Anne Vignot — Même si on a été très investis depuis 2001 à Besançon, l’écologie restait malgré tout en périphérie, ou cantonnée sur des points particuliers. L’objectif, c’est que l’écologie, qui est un modèle de société, soit désormais au cœur de toutes les politiques de la ville. C’est la part que l’on veut apporter à cette transformation forte et urgente qu’il reste à mettre en œuvre.

Quel regard plus global portez-vous sur ce second tour ?

Il y avait une urgence : que les élections arrivent le plus rapidement possible. Vu la situation dans laquelle on est, il fallait que les collectivités se mettent très vite en capacité de mener des projets forts et des investissements. Au niveau national, ce qui interroge, c’est certaines alliances qui montrent une résistance au changement. On voit des alliances incroyables contre des projets d’écologie [dans plusieurs villes, des listes La République en marche ont passé des accords avec Les Républicains] alors que les chiffres montrent quand même une volonté d’une partie de la population d’aller vers des écologistes.

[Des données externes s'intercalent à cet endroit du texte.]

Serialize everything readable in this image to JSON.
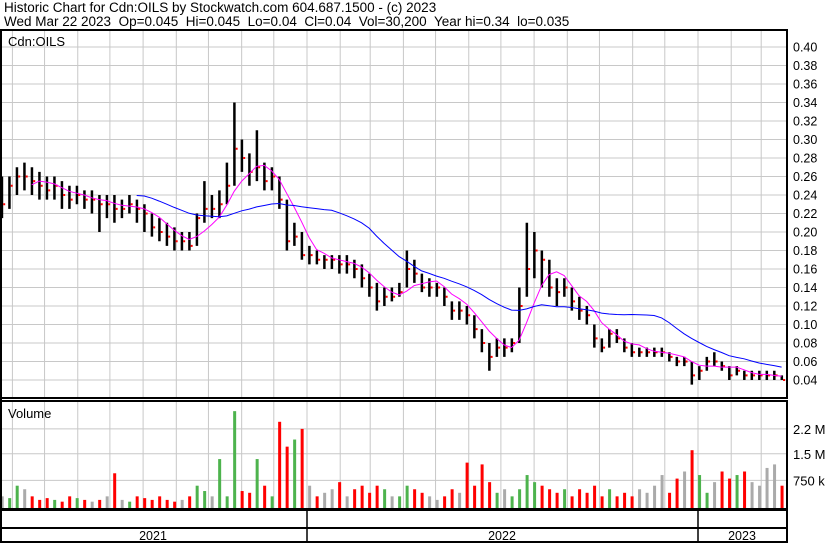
{
  "header": {
    "title": "Historic Chart for Cdn:OILS by Stockwatch.com 604.687.1500 - (c) 2023",
    "quote_line": "Wed Mar 22 2023  Op=0.045  Hi=0.045  Lo=0.04  Cl=0.04  Vol=30,200  Year hi=0.34  lo=0.035"
  },
  "chart_data": {
    "type": "ohlc",
    "symbol_label": "Cdn:OILS",
    "volume_label": "Volume",
    "y_axis": {
      "range": [
        0.02,
        0.41
      ],
      "ticks": [
        "0.40",
        "0.38",
        "0.36",
        "0.34",
        "0.32",
        "0.30",
        "0.28",
        "0.26",
        "0.24",
        "0.22",
        "0.20",
        "0.18",
        "0.16",
        "0.14",
        "0.12",
        "0.10",
        "0.08",
        "0.06",
        "0.04"
      ],
      "position": "right"
    },
    "volume_axis": {
      "unit": "shares (millions)",
      "ticks": [
        {
          "label": "2.2 M",
          "value": 2.2
        },
        {
          "label": "1.5 M",
          "value": 1.5
        },
        {
          "label": "750 k",
          "value": 0.75
        }
      ]
    },
    "x_axis": {
      "years": [
        "2021",
        "2022",
        "2023"
      ],
      "grid": "monthly"
    },
    "grid": true,
    "colors": {
      "bars": "#000000",
      "close_tick": "#ff0000",
      "ma_short": "#ff00ff",
      "ma_long": "#0000ff",
      "vol_up": "#4db34d",
      "vol_down": "#ff0000",
      "vol_flat": "#aaaaaa",
      "grid": "#c8c8c8"
    },
    "columns": [
      "date",
      "high",
      "low",
      "close",
      "volume_millions"
    ],
    "weeks": [
      [
        "2021-03-22",
        0.26,
        0.215,
        0.23,
        0.3
      ],
      [
        "2021-03-29",
        0.26,
        0.225,
        0.25,
        0.25
      ],
      [
        "2021-04-05",
        0.27,
        0.24,
        0.26,
        0.6
      ],
      [
        "2021-04-12",
        0.275,
        0.245,
        0.26,
        0.5
      ],
      [
        "2021-04-19",
        0.27,
        0.24,
        0.255,
        0.3
      ],
      [
        "2021-04-26",
        0.265,
        0.235,
        0.25,
        0.2
      ],
      [
        "2021-05-03",
        0.26,
        0.235,
        0.245,
        0.25
      ],
      [
        "2021-05-10",
        0.26,
        0.235,
        0.25,
        0.2
      ],
      [
        "2021-05-17",
        0.255,
        0.225,
        0.24,
        0.15
      ],
      [
        "2021-05-24",
        0.25,
        0.225,
        0.235,
        0.3
      ],
      [
        "2021-05-31",
        0.25,
        0.23,
        0.24,
        0.25
      ],
      [
        "2021-06-07",
        0.245,
        0.225,
        0.235,
        0.2
      ],
      [
        "2021-06-14",
        0.245,
        0.22,
        0.235,
        0.15
      ],
      [
        "2021-06-21",
        0.24,
        0.2,
        0.23,
        0.2
      ],
      [
        "2021-06-28",
        0.24,
        0.215,
        0.23,
        0.3
      ],
      [
        "2021-07-05",
        0.24,
        0.21,
        0.225,
        0.95
      ],
      [
        "2021-07-12",
        0.235,
        0.215,
        0.225,
        0.2
      ],
      [
        "2021-07-19",
        0.24,
        0.22,
        0.23,
        0.15
      ],
      [
        "2021-07-26",
        0.235,
        0.21,
        0.225,
        0.3
      ],
      [
        "2021-08-02",
        0.23,
        0.2,
        0.22,
        0.25
      ],
      [
        "2021-08-09",
        0.22,
        0.195,
        0.205,
        0.2
      ],
      [
        "2021-08-16",
        0.215,
        0.19,
        0.2,
        0.3
      ],
      [
        "2021-08-23",
        0.21,
        0.185,
        0.195,
        0.2
      ],
      [
        "2021-08-30",
        0.205,
        0.18,
        0.19,
        0.15
      ],
      [
        "2021-09-06",
        0.2,
        0.18,
        0.19,
        0.2
      ],
      [
        "2021-09-13",
        0.2,
        0.18,
        0.185,
        0.3
      ],
      [
        "2021-09-20",
        0.22,
        0.185,
        0.215,
        0.6
      ],
      [
        "2021-09-27",
        0.255,
        0.21,
        0.225,
        0.45
      ],
      [
        "2021-10-04",
        0.24,
        0.215,
        0.225,
        0.3
      ],
      [
        "2021-10-11",
        0.245,
        0.215,
        0.23,
        1.35
      ],
      [
        "2021-10-18",
        0.275,
        0.23,
        0.25,
        0.3
      ],
      [
        "2021-10-25",
        0.34,
        0.25,
        0.29,
        2.7
      ],
      [
        "2021-11-01",
        0.3,
        0.265,
        0.28,
        0.45
      ],
      [
        "2021-11-08",
        0.285,
        0.25,
        0.265,
        0.4
      ],
      [
        "2021-11-15",
        0.31,
        0.255,
        0.27,
        1.35
      ],
      [
        "2021-11-22",
        0.275,
        0.245,
        0.255,
        0.6
      ],
      [
        "2021-11-29",
        0.27,
        0.245,
        0.26,
        0.3
      ],
      [
        "2021-12-06",
        0.26,
        0.225,
        0.235,
        2.4
      ],
      [
        "2021-12-13",
        0.235,
        0.18,
        0.19,
        1.7
      ],
      [
        "2021-12-20",
        0.21,
        0.185,
        0.195,
        1.9
      ],
      [
        "2021-12-27",
        0.2,
        0.17,
        0.175,
        2.2
      ],
      [
        "2022-01-03",
        0.185,
        0.165,
        0.175,
        0.6
      ],
      [
        "2022-01-10",
        0.18,
        0.165,
        0.17,
        0.3
      ],
      [
        "2022-01-17",
        0.175,
        0.16,
        0.17,
        0.4
      ],
      [
        "2022-01-24",
        0.175,
        0.16,
        0.17,
        0.5
      ],
      [
        "2022-01-31",
        0.175,
        0.155,
        0.165,
        0.7
      ],
      [
        "2022-02-07",
        0.175,
        0.155,
        0.165,
        0.3
      ],
      [
        "2022-02-14",
        0.17,
        0.15,
        0.16,
        0.5
      ],
      [
        "2022-02-21",
        0.165,
        0.14,
        0.15,
        0.6
      ],
      [
        "2022-02-28",
        0.155,
        0.13,
        0.14,
        0.4
      ],
      [
        "2022-03-07",
        0.145,
        0.115,
        0.125,
        0.6
      ],
      [
        "2022-03-14",
        0.14,
        0.12,
        0.13,
        0.5
      ],
      [
        "2022-03-21",
        0.14,
        0.125,
        0.13,
        0.3
      ],
      [
        "2022-03-28",
        0.145,
        0.13,
        0.135,
        0.3
      ],
      [
        "2022-04-04",
        0.18,
        0.14,
        0.16,
        0.6
      ],
      [
        "2022-04-11",
        0.17,
        0.145,
        0.155,
        0.5
      ],
      [
        "2022-04-18",
        0.155,
        0.135,
        0.14,
        0.4
      ],
      [
        "2022-04-25",
        0.15,
        0.13,
        0.14,
        0.3
      ],
      [
        "2022-05-02",
        0.145,
        0.13,
        0.14,
        0.2
      ],
      [
        "2022-05-09",
        0.14,
        0.12,
        0.13,
        0.3
      ],
      [
        "2022-05-16",
        0.125,
        0.105,
        0.115,
        0.5
      ],
      [
        "2022-05-23",
        0.125,
        0.105,
        0.115,
        0.4
      ],
      [
        "2022-05-30",
        0.12,
        0.1,
        0.11,
        1.25
      ],
      [
        "2022-06-06",
        0.11,
        0.085,
        0.095,
        0.6
      ],
      [
        "2022-06-13",
        0.095,
        0.07,
        0.08,
        1.2
      ],
      [
        "2022-06-20",
        0.08,
        0.05,
        0.065,
        0.7
      ],
      [
        "2022-06-27",
        0.085,
        0.065,
        0.075,
        0.4
      ],
      [
        "2022-07-04",
        0.085,
        0.065,
        0.075,
        0.5
      ],
      [
        "2022-07-11",
        0.085,
        0.07,
        0.08,
        0.3
      ],
      [
        "2022-07-18",
        0.14,
        0.08,
        0.12,
        0.5
      ],
      [
        "2022-07-25",
        0.21,
        0.13,
        0.16,
        0.9
      ],
      [
        "2022-08-01",
        0.2,
        0.15,
        0.18,
        0.7
      ],
      [
        "2022-08-08",
        0.18,
        0.14,
        0.17,
        0.6
      ],
      [
        "2022-08-15",
        0.17,
        0.13,
        0.14,
        0.5
      ],
      [
        "2022-08-22",
        0.15,
        0.12,
        0.135,
        0.4
      ],
      [
        "2022-08-29",
        0.15,
        0.13,
        0.14,
        0.5
      ],
      [
        "2022-09-05",
        0.14,
        0.115,
        0.125,
        0.3
      ],
      [
        "2022-09-12",
        0.13,
        0.105,
        0.115,
        0.5
      ],
      [
        "2022-09-19",
        0.12,
        0.1,
        0.11,
        0.4
      ],
      [
        "2022-09-26",
        0.1,
        0.075,
        0.085,
        0.6
      ],
      [
        "2022-10-03",
        0.085,
        0.07,
        0.075,
        0.3
      ],
      [
        "2022-10-10",
        0.095,
        0.075,
        0.09,
        0.5
      ],
      [
        "2022-10-17",
        0.095,
        0.08,
        0.085,
        0.3
      ],
      [
        "2022-10-24",
        0.085,
        0.07,
        0.075,
        0.4
      ],
      [
        "2022-10-31",
        0.08,
        0.065,
        0.07,
        0.3
      ],
      [
        "2022-11-07",
        0.075,
        0.065,
        0.07,
        0.5
      ],
      [
        "2022-11-14",
        0.075,
        0.065,
        0.07,
        0.4
      ],
      [
        "2022-11-21",
        0.075,
        0.065,
        0.07,
        0.6
      ],
      [
        "2022-11-28",
        0.075,
        0.065,
        0.07,
        0.9
      ],
      [
        "2022-12-05",
        0.07,
        0.06,
        0.065,
        0.4
      ],
      [
        "2022-12-12",
        0.065,
        0.055,
        0.06,
        0.8
      ],
      [
        "2022-12-19",
        0.065,
        0.055,
        0.06,
        1.0
      ],
      [
        "2022-12-26",
        0.06,
        0.035,
        0.045,
        1.6
      ],
      [
        "2023-01-02",
        0.055,
        0.04,
        0.05,
        0.9
      ],
      [
        "2023-01-09",
        0.065,
        0.05,
        0.06,
        0.4
      ],
      [
        "2023-01-16",
        0.07,
        0.055,
        0.06,
        0.7
      ],
      [
        "2023-01-23",
        0.06,
        0.05,
        0.055,
        1.0
      ],
      [
        "2023-01-30",
        0.055,
        0.04,
        0.045,
        0.8
      ],
      [
        "2023-02-06",
        0.055,
        0.045,
        0.05,
        0.9
      ],
      [
        "2023-02-13",
        0.05,
        0.04,
        0.045,
        1.0
      ],
      [
        "2023-02-20",
        0.05,
        0.04,
        0.045,
        0.7
      ],
      [
        "2023-02-27",
        0.05,
        0.04,
        0.045,
        0.6
      ],
      [
        "2023-03-06",
        0.05,
        0.04,
        0.045,
        1.1
      ],
      [
        "2023-03-13",
        0.05,
        0.04,
        0.045,
        1.2
      ],
      [
        "2023-03-20",
        0.045,
        0.04,
        0.04,
        0.6
      ]
    ]
  }
}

Il faut vraiment que les autres partis se trouvent en danger pour qu’ils fassent ces alliances tout à fait étonnantes et contradictoires.

Vous vous présentez comme la liste de l’union de la gauche et des écologistes, mais pourquoi n’avez-vous pas réussi à conclure d’alliance avec la liste Besançon verte et solidaire soutenue par la France insoumise, qui a réalisé un score de 8,3 % au premier tour ?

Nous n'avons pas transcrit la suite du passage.